Tools like Kubeflow Pipelines and Metaflow represent ML workflows as DAGs where each node is a versioned step with inputs and outputs. When you query “how was model v12 created?”, the system shows the full lineage from raw data through intermediate transformations to final model.

This is essential for debugging (“validation accuracy dropped—was it a data quality issue or a training code bug?”) and auditability (regulatory requirements in finance/healthcare often require full reproducibility of model training).

Immutable Model Artifacts

Once a model is promoted to production, the artifact should be immutable. Model v5 in production today should produce identical predictions six months from now when you need to debug a past decision or reproduce results.

This requires:

  • Immutable storage (S3 versioning, GCS object versioning) so artifacts can’t be overwritten
  • Pinned dependencies (containerization or packaged environments that capture all libraries)
  • Archived training data (you must be able to access the exact data used for training, even years later)

Some teams use content-addressable storage: the model artifact’s hash becomes its identifier. If the artifact changes in any way, it gets a new hash/identifier. This makes tampering or accidental modification immediately obvious.

Practical Workflow for Production

Here’s a production-ready versioning workflow combining the tools above:

  1. Development: Experiments tracked in MLflow. Every training run logs code version (Git commit hash), hyperparameters, datasets (DVC reference), and metrics.

  2. Dataset versioning: Training data tracked with DVC (or similar). Data pipelines produce versioned outputs with checksums.

  3. Model registration: Successful models logged to MLflow Model Registry with “Staging” status. Includes model card documentation.

  4. Evaluation: Offline evaluation against held-out test set and bias analysis. Results attached to model version in MLflow.

  5. Promotion: Model promoted to “Production” stage in MLflow after passing evaluation. This triggers deployment pipeline.

  6. Deployment: Model artifact and dependencies packaged as immutable container image. Deployed to serving infrastructure. Deployment records which model version is running in which environment.

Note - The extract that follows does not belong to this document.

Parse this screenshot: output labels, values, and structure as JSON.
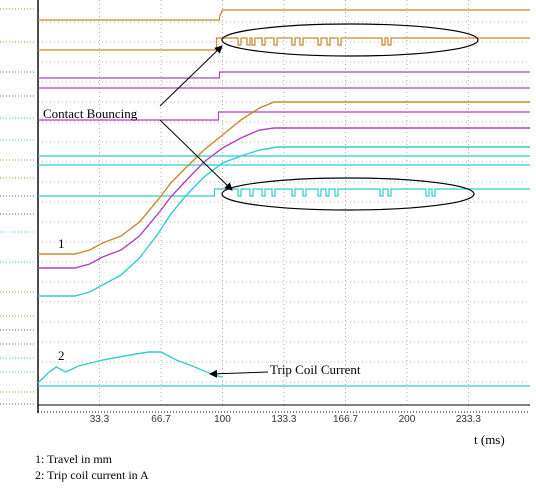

  7. Monitoring: Online metrics (latency, throughput, prediction distribution) tracked against model version. If performance degrades, lineage tracking lets you quickly identify whether it’s a data drift issue or model issue.

  8. Rollback: If model v6 in production has issues, revert to model v5 (which is immutable and still available). Deployment system pulls the previous version from MLflow and redeploys.

This workflow isn’t simple, but it provides the reproducibility, auditability, and reliability that production ML systems require.

What We Recommend

For teams building production ML systems:

  • Use MLflow or a similar model registry as your central source of truth for model versions
  • Version training data with DVC or a data versioning tool integrated with your data warehouse
  • Track lineage for multi-stage pipelines with a workflow orchestrator (Kubeflow, Metaflow, Airflow with ML extensions)
  • Implement model cards for documentation
  • Make model artifacts immutable once deployed to production
  • Monitor deployed model versions and maintain the ability to roll back quickly

Model versioning is more complex than code versioning, but the investment in proper tooling pays off the first time you need to reproduce a training run, debug a production issue, or explain to regulators exactly how a deployed model was created.